Inflation weighs more among the poorest in April and goes to 12.7% in 12 months
In the 12-month period, the inflation perceived by the very low-income group was 17.6% higher than that felt by the high-income group.
At lower income families were the ones that most felt the increase in prices in the economy in April. The rise in prices was 1.06%, compared to a result of 1.00% in the highest income bracket, informed this Monday, 16, the Institute of Applied Economic Research (Ipea).
“While the rise in food prices at home was the main factor of inflationary pressure for the three lowest income classes in the month, for the other three income segments the increases in the ‘transportation’ group were the ones that had the greatest impact”, pointed out the technician Maria Andreia Parente Lameiras, author of the Ipea Conjuncture Letter.
Among very low-income families, there was pressure in April, especially from price increases in rice (2.2%), beans (7.1%), pasta (3.5%), potatoes (18.3%), milk (10.3%), chicken (2.4%), eggs (2.2%), French bread (4.5%) and soybean oil (8.2%), as well as the increase in 6.1 % of medicines.
In the higher income group, the biggest impact came from the transport group, due to the readjustments of airline tickets (9.5%), transport by application (4.1%), gasoline (2.5%), ethanol (8, 4%) and diesel (4.5%).
In the 12-month period, the inflation perceived by the very low income group was 17.6% higher than that felt by the high income group, according to the Ipea Inflation Indicator by Income Range. In the very low-income group, inflation accumulated in the 12 months ending in April was 12.7%, while among high-income families this variation was 10.8%.

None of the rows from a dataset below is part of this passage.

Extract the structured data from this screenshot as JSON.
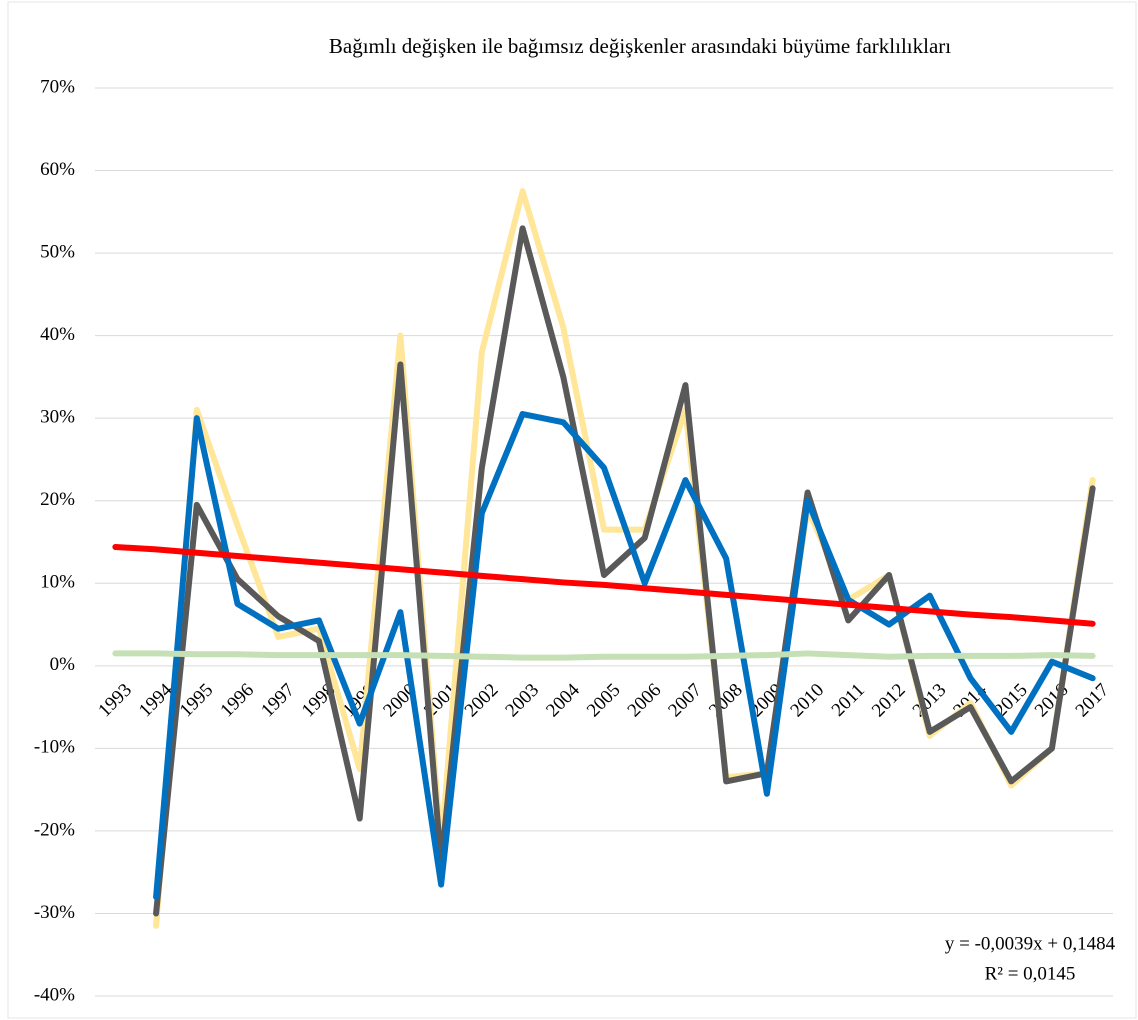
{
  "chart_data": {
    "type": "line",
    "title": "Bağımlı değişken ile bağımsız değişkenler arasındaki büyüme farklılıkları",
    "categories": [
      "1993",
      "1994",
      "1995",
      "1996",
      "1997",
      "1998",
      "1999",
      "2000",
      "2001",
      "2002",
      "2003",
      "2004",
      "2005",
      "2006",
      "2007",
      "2008",
      "2009",
      "2010",
      "2011",
      "2012",
      "2013",
      "2014",
      "2015",
      "2016",
      "2017"
    ],
    "series": [
      {
        "color": "#ffe699",
        "values": [
          null,
          -31.5,
          31,
          17,
          3.5,
          4.5,
          -12.5,
          40,
          -22,
          38,
          57.5,
          41,
          16.5,
          16.5,
          31,
          -13.5,
          -13,
          19,
          8,
          11,
          -8.5,
          -4.5,
          -14.5,
          -10,
          22.5
        ]
      },
      {
        "color": "#595959",
        "values": [
          null,
          -30,
          19.5,
          10.5,
          6,
          3,
          -18.5,
          36.5,
          -24,
          24,
          53,
          35,
          11,
          15.5,
          34,
          -14,
          -13,
          21,
          5.5,
          11,
          -8,
          -5,
          -14,
          -10,
          21.5
        ]
      },
      {
        "color": "#0070c0",
        "values": [
          null,
          -28,
          30,
          7.5,
          4.5,
          5.5,
          -7,
          6.5,
          -26.5,
          18.5,
          30.5,
          29.5,
          24,
          10,
          22.5,
          13,
          -15.5,
          20,
          8,
          5,
          8.5,
          -1.5,
          -8,
          0.5,
          -1.5
        ]
      },
      {
        "color": "#c5e0b4",
        "values": [
          1.5,
          1.5,
          1.4,
          1.4,
          1.3,
          1.3,
          1.3,
          1.3,
          1.2,
          1.1,
          1.0,
          1.0,
          1.1,
          1.1,
          1.1,
          1.2,
          1.3,
          1.5,
          1.3,
          1.1,
          1.2,
          1.2,
          1.2,
          1.3,
          1.2
        ]
      },
      {
        "color": "#ff0000",
        "values": [
          14.4,
          14.1,
          13.7,
          13.3,
          12.9,
          12.5,
          12.1,
          11.7,
          11.3,
          10.9,
          10.5,
          10.1,
          9.8,
          9.4,
          9.0,
          8.6,
          8.2,
          7.8,
          7.4,
          7.0,
          6.6,
          6.2,
          5.9,
          5.5,
          5.1
        ]
      }
    ],
    "ylim": [
      -40,
      70
    ],
    "yticks": [
      {
        "value": -40,
        "label": "-40%"
      },
      {
        "value": -30,
        "label": "-30%"
      },
      {
        "value": -20,
        "label": "-20%"
      },
      {
        "value": -10,
        "label": "-10%"
      },
      {
        "value": 0,
        "label": "0%"
      },
      {
        "value": 10,
        "label": "10%"
      },
      {
        "value": 20,
        "label": "20%"
      },
      {
        "value": 30,
        "label": "30%"
      },
      {
        "value": 40,
        "label": "40%"
      },
      {
        "value": 50,
        "label": "50%"
      },
      {
        "value": 60,
        "label": "60%"
      },
      {
        "value": 70,
        "label": "70%"
      }
    ],
    "grid": true,
    "annotations": [
      "y = -0,0039x + 0,1484",
      "R² = 0,0145"
    ]
  }
}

“Disaggregated data reveal that, for lower-income households, the greatest inflationary pressures over the last twelve months reside in the food and beverage and housing groups. In the first case, increases in fresh foods – carrots (178.1%), tomatoes (103.3%) and potatoes (63.4%) -, proteins – chicken (21.7%), eggs (17 .7%) and milk (23.4%) -, from flours – wheat flour (23.2%) and French bread (13.1%) – and from oils and fats – soybean oil (31.5% ) and margarine (22.2%) – explain a good part of the inflationary impact in the period. In the case of housing, the main upward influences came from increases in bottled gas (32.3%) and electricity (20-5%). For higher-income families, the pressure points are mainly in the transport group, reflecting the increases in fuels – gasoline (31.2%), ethanol (42.1%) and vehicle gas (45.2%). ) -, in addition to the increase in transport by app (67.2%), taxi (11.5%) and air tickets (14 3%)”, wrote Lameiras, in the Letter of Conjuncture.
The Broad National Consumer Price Index (IPCA), calculated by the Brazilian Institute of Geography and Statistics (IBGE) and used by IPEA to calculate inflation by income bracket, was 1.06% in April and 12.13% in 12 months.
The IPEA indicator separates the price variations measured by the IPCA into six family income brackets. The groups range from a family income of less than BRL 1,726.01 per month, in the case of the very low income bracket, to a monthly family income above BRL 17,260.14, in the case of the highest income.